Lynn Maalouf, diretora de investigação da Amnistia Internacional no Médio Oriente

A falta de independência e transparência do sistema de justiça, que está muito abaixo das leis e dos padrões internacionais de direitos humanos, continua a ser motivo de preocupação. Até porque há relatos de detidos pressionados para assinar “confissões” e aceitar sentenças de prisão predeterminadas de forma a evitar detenções arbitrárias prolongadas.

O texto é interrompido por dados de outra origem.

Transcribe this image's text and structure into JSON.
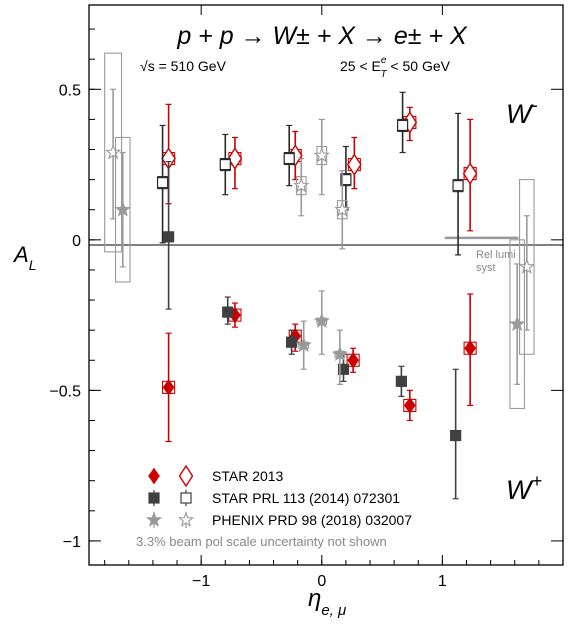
{
  "chart_data": {
    "type": "scatter",
    "title": "p + p → W± + X → e± + X",
    "sqrt_s_prefix": "√",
    "sqrt_s_label": "s = 510 GeV",
    "et_range_left": "25 < E",
    "et_range_sup": "e",
    "et_range_sub": "T",
    "et_range_right": " < 50 GeV",
    "xlabel_main": "η",
    "xlabel_sub": "e, μ",
    "ylabel_main": "A",
    "ylabel_sub": "L",
    "xlim": [
      -1.93,
      2.0
    ],
    "ylim": [
      -1.08,
      0.78
    ],
    "x_ticks": [
      {
        "value": -1,
        "label": "−1"
      },
      {
        "value": 0,
        "label": "0"
      },
      {
        "value": 1,
        "label": "1"
      }
    ],
    "y_ticks": [
      {
        "value": 0.5,
        "label": "0.5"
      },
      {
        "value": 0,
        "label": "0"
      },
      {
        "value": -0.5,
        "label": "−0.5"
      },
      {
        "value": -1,
        "label": "−1"
      }
    ],
    "wminus_label": "W",
    "wminus_sup": "-",
    "wplus_label": "W",
    "wplus_sup": "+",
    "rel_lumi_label_1": "Rel lumi",
    "rel_lumi_label_2": "syst",
    "rel_lumi_range": [
      1.63,
      1.02
    ],
    "colors": {
      "star2013": "#cc0000",
      "star_prl": "#404040",
      "star_prl_open": "#2a2a2a",
      "phenix": "#9a9a9a",
      "axis": "#000000"
    },
    "legend": [
      {
        "label": "STAR 2013"
      },
      {
        "label": "STAR PRL 113 (2014) 072301"
      },
      {
        "label": "PHENIX PRD 98 (2018) 032007"
      }
    ],
    "footnote": "3.3% beam pol scale uncertainty not shown",
    "series": [
      {
        "name": "STAR 2013",
        "charge": "W-",
        "marker": "diamond-open",
        "points": [
          {
            "x": -1.27,
            "y": 0.27,
            "lo": 0.12,
            "hi": 0.45,
            "sx": 0.05,
            "sy": 0.02
          },
          {
            "x": -0.72,
            "y": 0.27,
            "lo": 0.17,
            "hi": 0.34,
            "sx": 0.05,
            "sy": 0.02
          },
          {
            "x": -0.22,
            "y": 0.28,
            "lo": 0.2,
            "hi": 0.36,
            "sx": 0.05,
            "sy": 0.02
          },
          {
            "x": 0.27,
            "y": 0.25,
            "lo": 0.17,
            "hi": 0.34,
            "sx": 0.05,
            "sy": 0.02
          },
          {
            "x": 0.73,
            "y": 0.39,
            "lo": 0.33,
            "hi": 0.44,
            "sx": 0.05,
            "sy": 0.02
          },
          {
            "x": 1.23,
            "y": 0.22,
            "lo": 0.03,
            "hi": 0.4,
            "sx": 0.05,
            "sy": 0.02
          }
        ]
      },
      {
        "name": "STAR 2013",
        "charge": "W+",
        "marker": "diamond-filled",
        "points": [
          {
            "x": -1.27,
            "y": -0.49,
            "lo": -0.67,
            "hi": -0.31,
            "sx": 0.05,
            "sy": 0.02
          },
          {
            "x": -0.72,
            "y": -0.25,
            "lo": -0.29,
            "hi": -0.21,
            "sx": 0.05,
            "sy": 0.02
          },
          {
            "x": -0.22,
            "y": -0.32,
            "lo": -0.37,
            "hi": -0.28,
            "sx": 0.05,
            "sy": 0.02
          },
          {
            "x": 0.26,
            "y": -0.4,
            "lo": -0.44,
            "hi": -0.36,
            "sx": 0.05,
            "sy": 0.02
          },
          {
            "x": 0.73,
            "y": -0.55,
            "lo": -0.6,
            "hi": -0.5,
            "sx": 0.05,
            "sy": 0.02
          },
          {
            "x": 1.23,
            "y": -0.36,
            "lo": -0.55,
            "hi": -0.18,
            "sx": 0.05,
            "sy": 0.02
          }
        ]
      },
      {
        "name": "STAR PRL 113 (2014) 072301",
        "charge": "W-",
        "marker": "square-open",
        "points": [
          {
            "x": -1.32,
            "y": 0.19,
            "lo": -0.01,
            "hi": 0.38,
            "sx": 0.04,
            "sy": 0.02
          },
          {
            "x": -0.8,
            "y": 0.25,
            "lo": 0.15,
            "hi": 0.35,
            "sx": 0.04,
            "sy": 0.02
          },
          {
            "x": -0.27,
            "y": 0.27,
            "lo": 0.18,
            "hi": 0.38,
            "sx": 0.04,
            "sy": 0.02
          },
          {
            "x": 0.2,
            "y": 0.2,
            "lo": 0.1,
            "hi": 0.31,
            "sx": 0.04,
            "sy": 0.02
          },
          {
            "x": 0.67,
            "y": 0.38,
            "lo": 0.29,
            "hi": 0.49,
            "sx": 0.04,
            "sy": 0.02
          },
          {
            "x": 1.13,
            "y": 0.18,
            "lo": -0.05,
            "hi": 0.42,
            "sx": 0.04,
            "sy": 0.02
          }
        ]
      },
      {
        "name": "STAR PRL 113 (2014) 072301",
        "charge": "W+",
        "marker": "square-filled",
        "points": [
          {
            "x": -1.27,
            "y": 0.01,
            "lo": -0.23,
            "hi": 0.26,
            "sx": 0,
            "sy": 0
          },
          {
            "x": -0.78,
            "y": -0.24,
            "lo": -0.28,
            "hi": -0.19,
            "sx": 0,
            "sy": 0
          },
          {
            "x": -0.25,
            "y": -0.34,
            "lo": -0.38,
            "hi": -0.3,
            "sx": 0,
            "sy": 0
          },
          {
            "x": 0.18,
            "y": -0.43,
            "lo": -0.47,
            "hi": -0.38,
            "sx": 0,
            "sy": 0
          },
          {
            "x": 0.66,
            "y": -0.47,
            "lo": -0.52,
            "hi": -0.42,
            "sx": 0,
            "sy": 0
          },
          {
            "x": 1.11,
            "y": -0.65,
            "lo": -0.86,
            "hi": -0.43,
            "sx": 0,
            "sy": 0
          }
        ]
      },
      {
        "name": "PHENIX PRD 98 (2018) 032007",
        "charge": "W-",
        "marker": "star-open",
        "points": [
          {
            "x": -1.73,
            "y": 0.29,
            "lo": 0.07,
            "hi": 0.5,
            "sx": 0.07,
            "sy": 0.33
          },
          {
            "x": -0.17,
            "y": 0.18,
            "lo": 0.08,
            "hi": 0.27,
            "sx": 0.04,
            "sy": 0.03
          },
          {
            "x": 0.0,
            "y": 0.28,
            "lo": 0.15,
            "hi": 0.4,
            "sx": 0.04,
            "sy": 0.03
          },
          {
            "x": 0.17,
            "y": 0.1,
            "lo": -0.03,
            "hi": 0.23,
            "sx": 0.04,
            "sy": 0.03
          },
          {
            "x": 1.7,
            "y": -0.09,
            "lo": -0.3,
            "hi": 0.08,
            "sx": 0.06,
            "sy": 0.29
          }
        ]
      },
      {
        "name": "PHENIX PRD 98 (2018) 032007",
        "charge": "W+",
        "marker": "star-filled",
        "points": [
          {
            "x": -1.65,
            "y": 0.1,
            "lo": -0.09,
            "hi": 0.29,
            "sx": 0.06,
            "sy": 0.24
          },
          {
            "x": -0.15,
            "y": -0.35,
            "lo": -0.43,
            "hi": -0.27,
            "sx": 0.04,
            "sy": 0.01
          },
          {
            "x": 0.0,
            "y": -0.27,
            "lo": -0.38,
            "hi": -0.17,
            "sx": 0.04,
            "sy": 0.01
          },
          {
            "x": 0.15,
            "y": -0.38,
            "lo": -0.48,
            "hi": -0.3,
            "sx": 0.04,
            "sy": 0.01
          },
          {
            "x": 1.62,
            "y": -0.28,
            "lo": -0.48,
            "hi": -0.08,
            "sx": 0.06,
            "sy": 0.28
          }
        ]
      }
    ]
  }
}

Em 2018, a Arábia Saudita estava no terceiro lugar dos países que executaram mais prisioneiros em todo o mundo (149). Já este ano, a pena capital foi usada como arma política contra a minoria xiita, numa execução em massa de 37 homens. Atualmente, a Amnistia Internacional está a fazer campanha por três jovens – Ali al-Nimr, Dawood al- Marhoon e Abdullah al-Zaher – que estão no corredor da morte. Todos eles eram menores de idade quando foram condenados, o que contraria a lei internacional.

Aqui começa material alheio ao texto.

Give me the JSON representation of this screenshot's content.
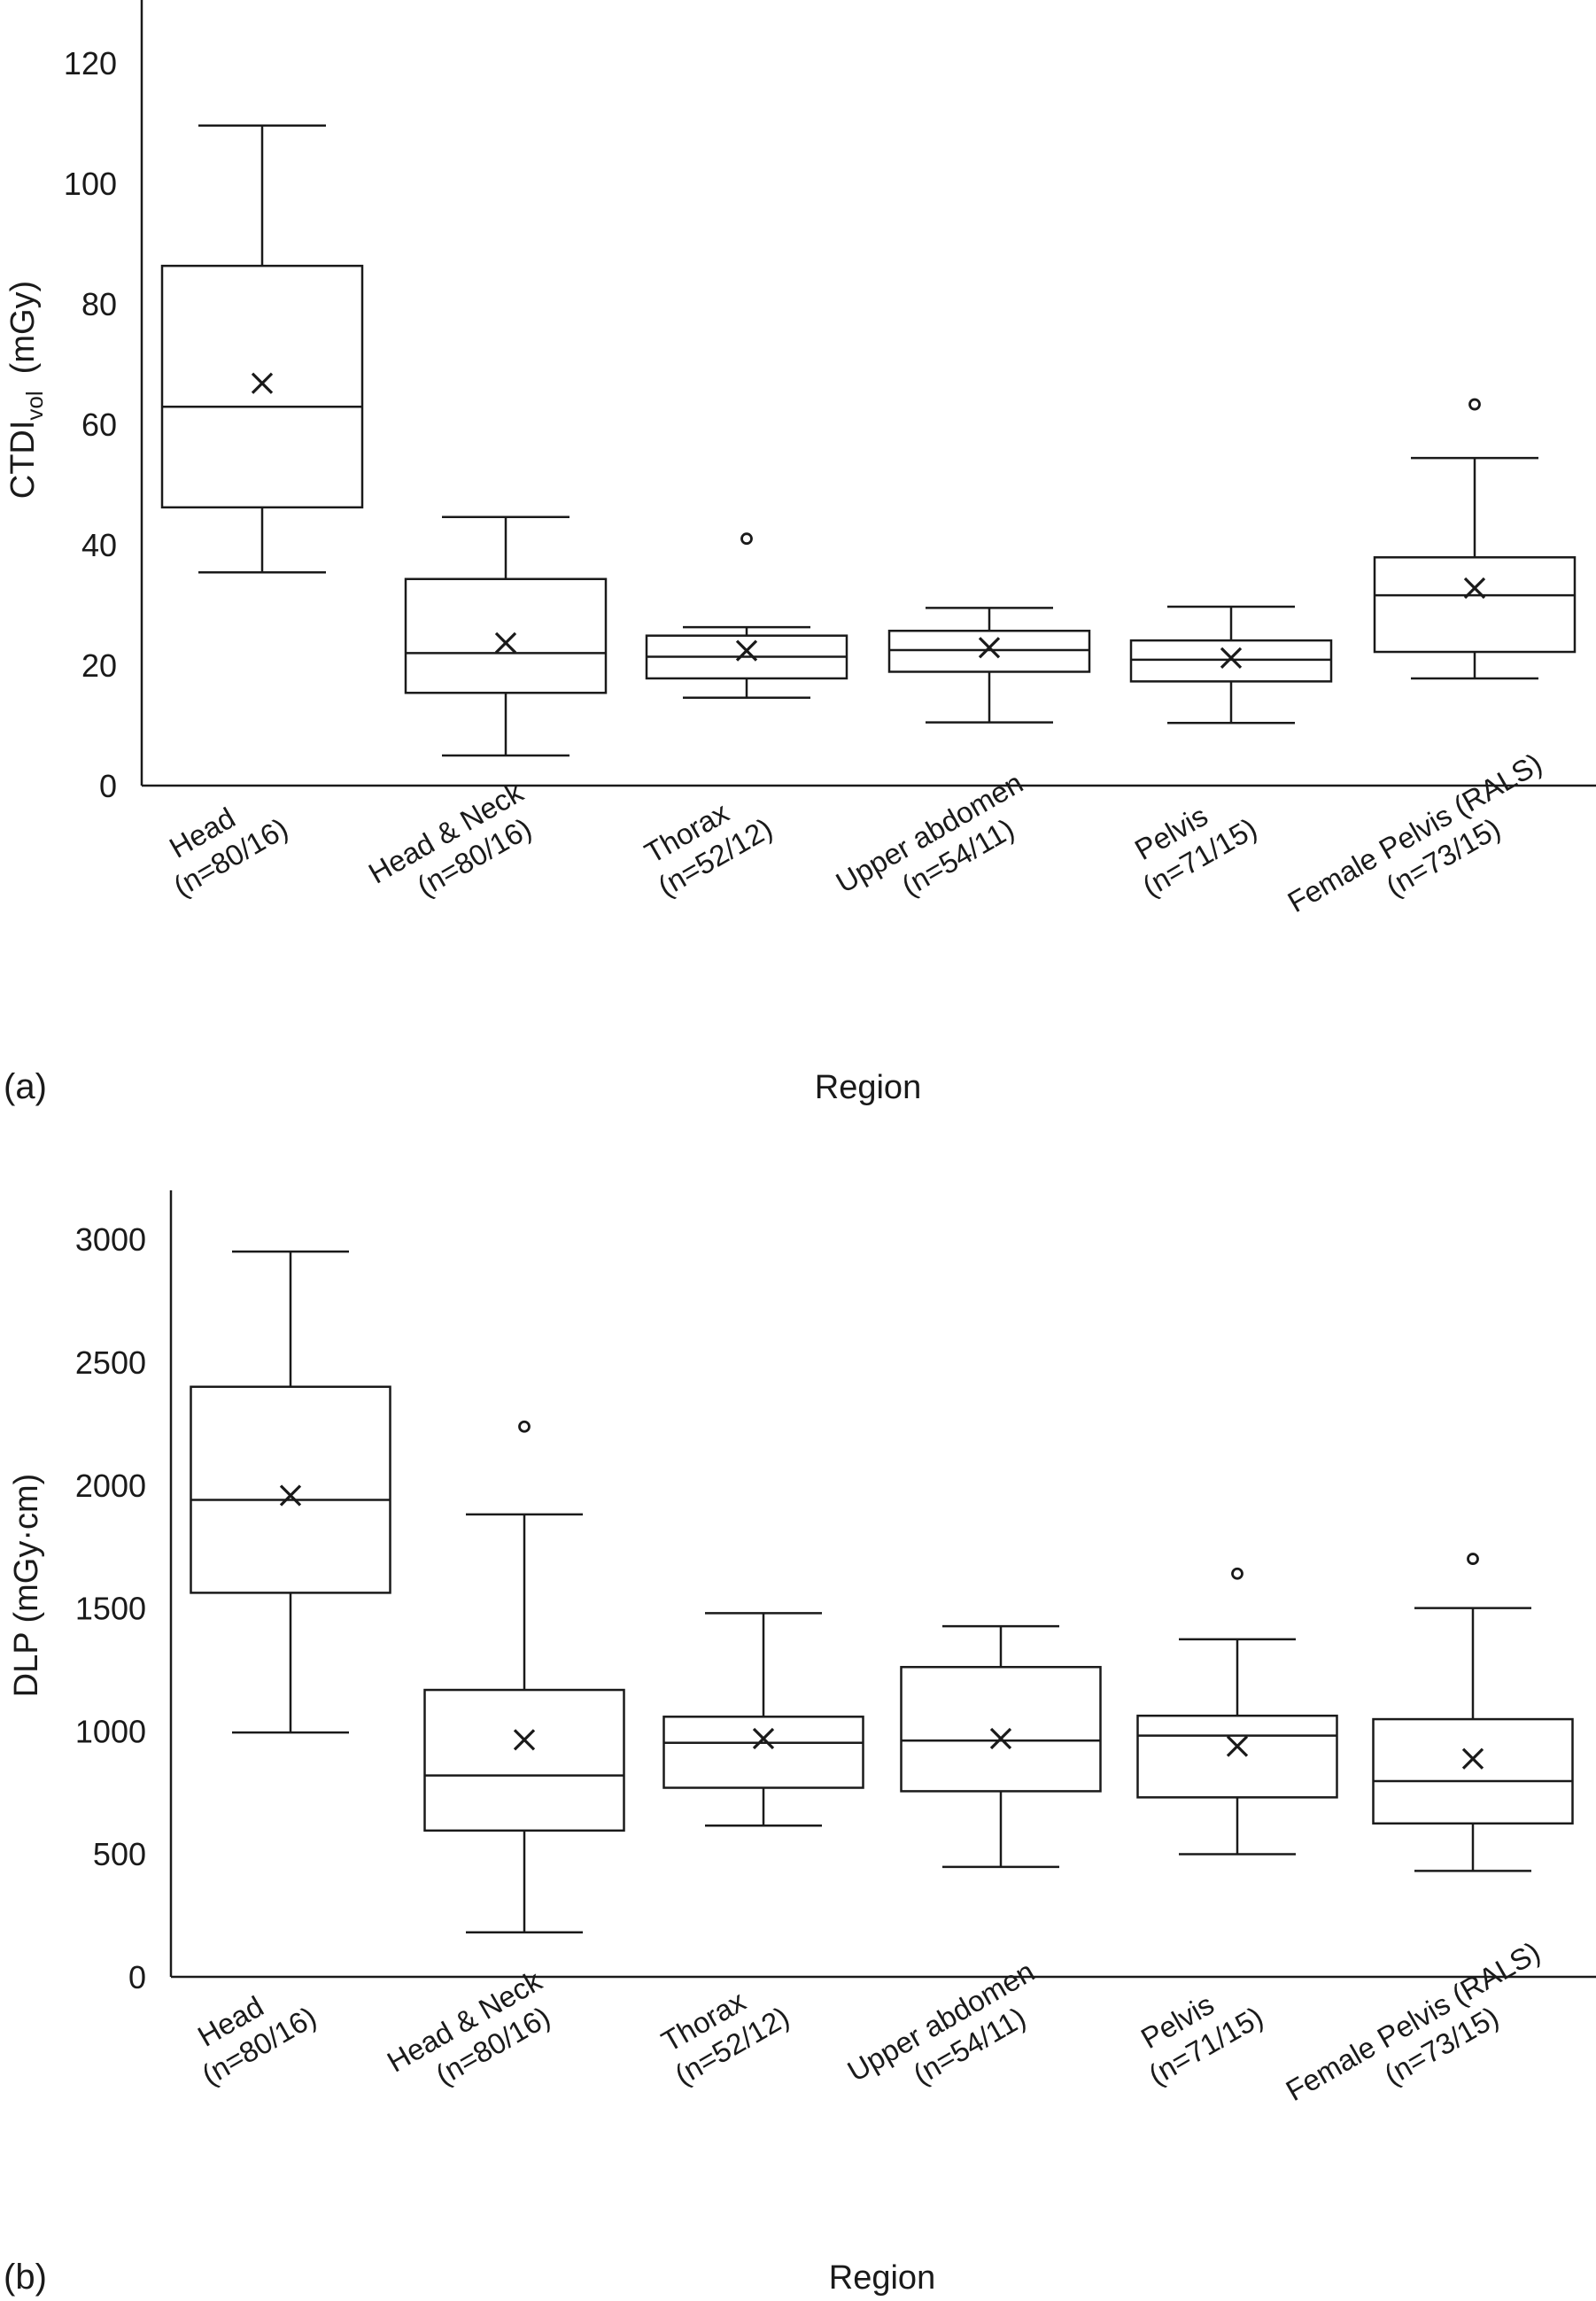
{
  "chart_data": [
    {
      "type": "box",
      "panel_label": "(a)",
      "title": "",
      "xlabel": "Region",
      "ylabel": "CTDI",
      "ylabel_sub": "vol",
      "ylabel_unit": "(mGy)",
      "ylim": [
        0,
        130
      ],
      "yticks": [
        0,
        20,
        40,
        60,
        80,
        100,
        120
      ],
      "grid": false,
      "categories": [
        {
          "name": "Head",
          "n": "(n=80/16)"
        },
        {
          "name": "Head & Neck",
          "n": "(n=80/16)"
        },
        {
          "name": "Thorax",
          "n": "(n=52/12)"
        },
        {
          "name": "Upper abdomen",
          "n": "(n=54/11)"
        },
        {
          "name": "Pelvis",
          "n": "(n=71/15)"
        },
        {
          "name": "Female Pelvis (RALS)",
          "n": "(n=73/15)"
        }
      ],
      "boxes": [
        {
          "whisker_low": 35.4,
          "q1": 46.2,
          "median": 62.9,
          "q3": 86.3,
          "whisker_high": 109.6,
          "mean": 66.8,
          "outliers": []
        },
        {
          "whisker_low": 5.0,
          "q1": 15.4,
          "median": 22.0,
          "q3": 34.3,
          "whisker_high": 44.6,
          "mean": 23.7,
          "outliers": []
        },
        {
          "whisker_low": 14.6,
          "q1": 17.8,
          "median": 21.4,
          "q3": 24.9,
          "whisker_high": 26.3,
          "mean": 22.4,
          "outliers": [
            41.0
          ]
        },
        {
          "whisker_low": 10.5,
          "q1": 18.9,
          "median": 22.5,
          "q3": 25.7,
          "whisker_high": 29.5,
          "mean": 22.9,
          "outliers": []
        },
        {
          "whisker_low": 10.4,
          "q1": 17.3,
          "median": 20.9,
          "q3": 24.1,
          "whisker_high": 29.7,
          "mean": 21.2,
          "outliers": []
        },
        {
          "whisker_low": 17.8,
          "q1": 22.2,
          "median": 31.6,
          "q3": 37.9,
          "whisker_high": 54.4,
          "mean": 32.8,
          "outliers": [
            63.3
          ]
        }
      ]
    },
    {
      "type": "box",
      "panel_label": "(b)",
      "title": "",
      "xlabel": "Region",
      "ylabel": "DLP (mGy·cm)",
      "ylim": [
        0,
        3200
      ],
      "yticks": [
        0,
        500,
        1000,
        1500,
        2000,
        2500,
        3000
      ],
      "grid": false,
      "categories": [
        {
          "name": "Head",
          "n": "(n=80/16)"
        },
        {
          "name": "Head & Neck",
          "n": "(n=80/16)"
        },
        {
          "name": "Thorax",
          "n": "(n=52/12)"
        },
        {
          "name": "Upper abdomen",
          "n": "(n=54/11)"
        },
        {
          "name": "Pelvis",
          "n": "(n=71/15)"
        },
        {
          "name": "Female Pelvis (RALS)",
          "n": "(n=73/15)"
        }
      ],
      "boxes": [
        {
          "whisker_low": 994,
          "q1": 1562,
          "median": 1940,
          "q3": 2400,
          "whisker_high": 2950,
          "mean": 1958,
          "outliers": []
        },
        {
          "whisker_low": 181,
          "q1": 595,
          "median": 819,
          "q3": 1167,
          "whisker_high": 1881,
          "mean": 964,
          "outliers": [
            2238
          ]
        },
        {
          "whisker_low": 615,
          "q1": 769,
          "median": 952,
          "q3": 1058,
          "whisker_high": 1479,
          "mean": 969,
          "outliers": []
        },
        {
          "whisker_low": 447,
          "q1": 755,
          "median": 961,
          "q3": 1260,
          "whisker_high": 1426,
          "mean": 969,
          "outliers": []
        },
        {
          "whisker_low": 499,
          "q1": 730,
          "median": 981,
          "q3": 1062,
          "whisker_high": 1373,
          "mean": 938,
          "outliers": [
            1640
          ]
        },
        {
          "whisker_low": 431,
          "q1": 624,
          "median": 796,
          "q3": 1048,
          "whisker_high": 1500,
          "mean": 887,
          "outliers": [
            1700
          ]
        }
      ]
    }
  ],
  "colors": {
    "ink": "#1a1a1a",
    "background": "#ffffff"
  }
}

Khashoggi, um processo pouco transparente

Jamal Khashoggi terá sido estrangulado pouco tempo depois de entrar no consulado da Arábia Saudita na Turquia, no dia 2 de outubro de 2018. Um relatório das Nações Unidas, divulgado em junho deste ano pela relatora especial sobre execuções extrajudiciais, sumárias ou arbitrárias, Agnes Callamard, concluiu que o jornalista foi vítima de “uma execução extrajudicial pela qual a Arábia Saudita é responsável à luz da lei de direitos humanos”. Durante a investigação, as autoridades de Riade nunca se mostraram disponíveis para cooperar.

O julgamento dos 11 suspeitos da morte de Khashoggi começou em janeiro, mas as sessões foram fechadas ao público e todo o processo carece de transparência. As autoridades sauditas não permitiram a monitorização independente do caso e cinco pessoas enfrentam a pena de morte, a pedido da acusação.

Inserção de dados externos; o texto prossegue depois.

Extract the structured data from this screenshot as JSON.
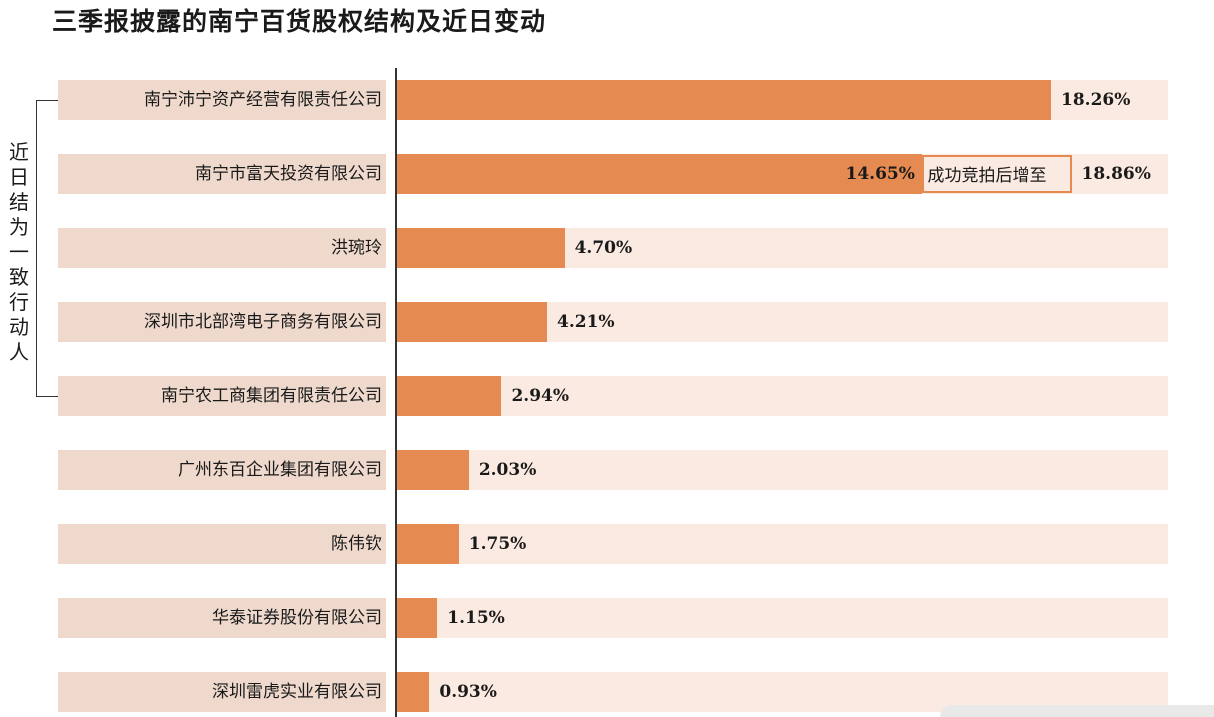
{
  "chart_data": {
    "type": "bar",
    "orientation": "horizontal",
    "title": "三季报披露的南宁百货股权结构及近日变动",
    "categories": [
      "南宁沛宁资产经营有限责任公司",
      "南宁市富天投资有限公司",
      "洪琬玲",
      "深圳市北部湾电子商务有限公司",
      "南宁农工商集团有限责任公司",
      "广州东百企业集团有限公司",
      "陈伟钦",
      "华泰证券股份有限公司",
      "深圳雷虎实业有限公司"
    ],
    "values": [
      18.26,
      14.65,
      4.7,
      4.21,
      2.94,
      2.03,
      1.75,
      1.15,
      0.93
    ],
    "value_labels": [
      "18.26%",
      "14.65%",
      "4.70%",
      "4.21%",
      "2.94%",
      "2.03%",
      "1.75%",
      "1.15%",
      "0.93%"
    ],
    "xlim": [
      0,
      18.86
    ],
    "unit": "%",
    "colors": {
      "bar": "#e58a50",
      "track": "#fbeae1",
      "label_bg": "#eed9cc"
    },
    "annotation": {
      "category_index": 1,
      "note": "成功竞拍后增至",
      "new_value": 18.86,
      "new_value_label": "18.86%"
    },
    "bracket": {
      "text": "近日结为一致行动人",
      "from_index": 0,
      "to_index": 4
    }
  }
}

“A responsabilidade de Mohamed bin Salman pela morte de Jamal Khashoggi será apenas mais um golpe fracassado de relações públicas se não for seguido de ações significativas”

Lynn Maalouf, diretora de investigação da Amnistia Internacional no Médio Oriente

Até ao momento, também não existe qualquer informação sobre a forma como a investigação foi realizada e se os suspeitos ​​tiveram acesso adequado a advogados. Desconhece-se ainda se os restos mortais de Khashoggi foram entregues à família.

Recentemente, o príncipe saudita Mohamed bin Salman admitiu responsabilidades na morte de Khashoggi. “Aconteceu sob a minha administração”, disse em entrevista a uma cadeia de televisão norte-americana.

“A responsabilidade de Mohamed bin Salman pela morte de Jamal Khashoggi será apenas mais um golpe fracassado de relações públicas se não for seguido de ações significativas, concretas e imediatas. Isso deve incluir o fim da repressão e a libertação de todos os defensores dos direitos humanos, por um lado, e o acesso rápido e sem limitações de monitores independentes de direitos humanos no país, inclusivamente para observar e monitorizar o julgamento”, afirma a diretora de investigação da Amnistia Internacional no Médio Oriente, Lynn Maalouf.

Voz pela liberdade

No primeiro ano após a morte de Jamal Khashoggi, ativistas sauditas que vivem no estrangeiro, apoiados pela Amnistia Internacional, lançam um podcast intitulado The Great Saudi Arabia (“A Grande Arábia Saudita”). O objetivo da iniciativa passa por mostrar que, apesar de a repressão ser uma realidade, as vozes que clamam liberdade jamais vão ser caladas.

“O podcast será uma poderosa plataforma para jornalistas, académicos e ativistas sauditas combaterem a campanha de propaganda e desinformação liderada pelo Estado. Vai envolver o povo, através de debates invulgares e livres, em questões como a participação dos cidadãos, o Estado de direito, o feminismo e outros temas relacionados com direitos humanos”, explica a académica e ativista Hala al-Dosari.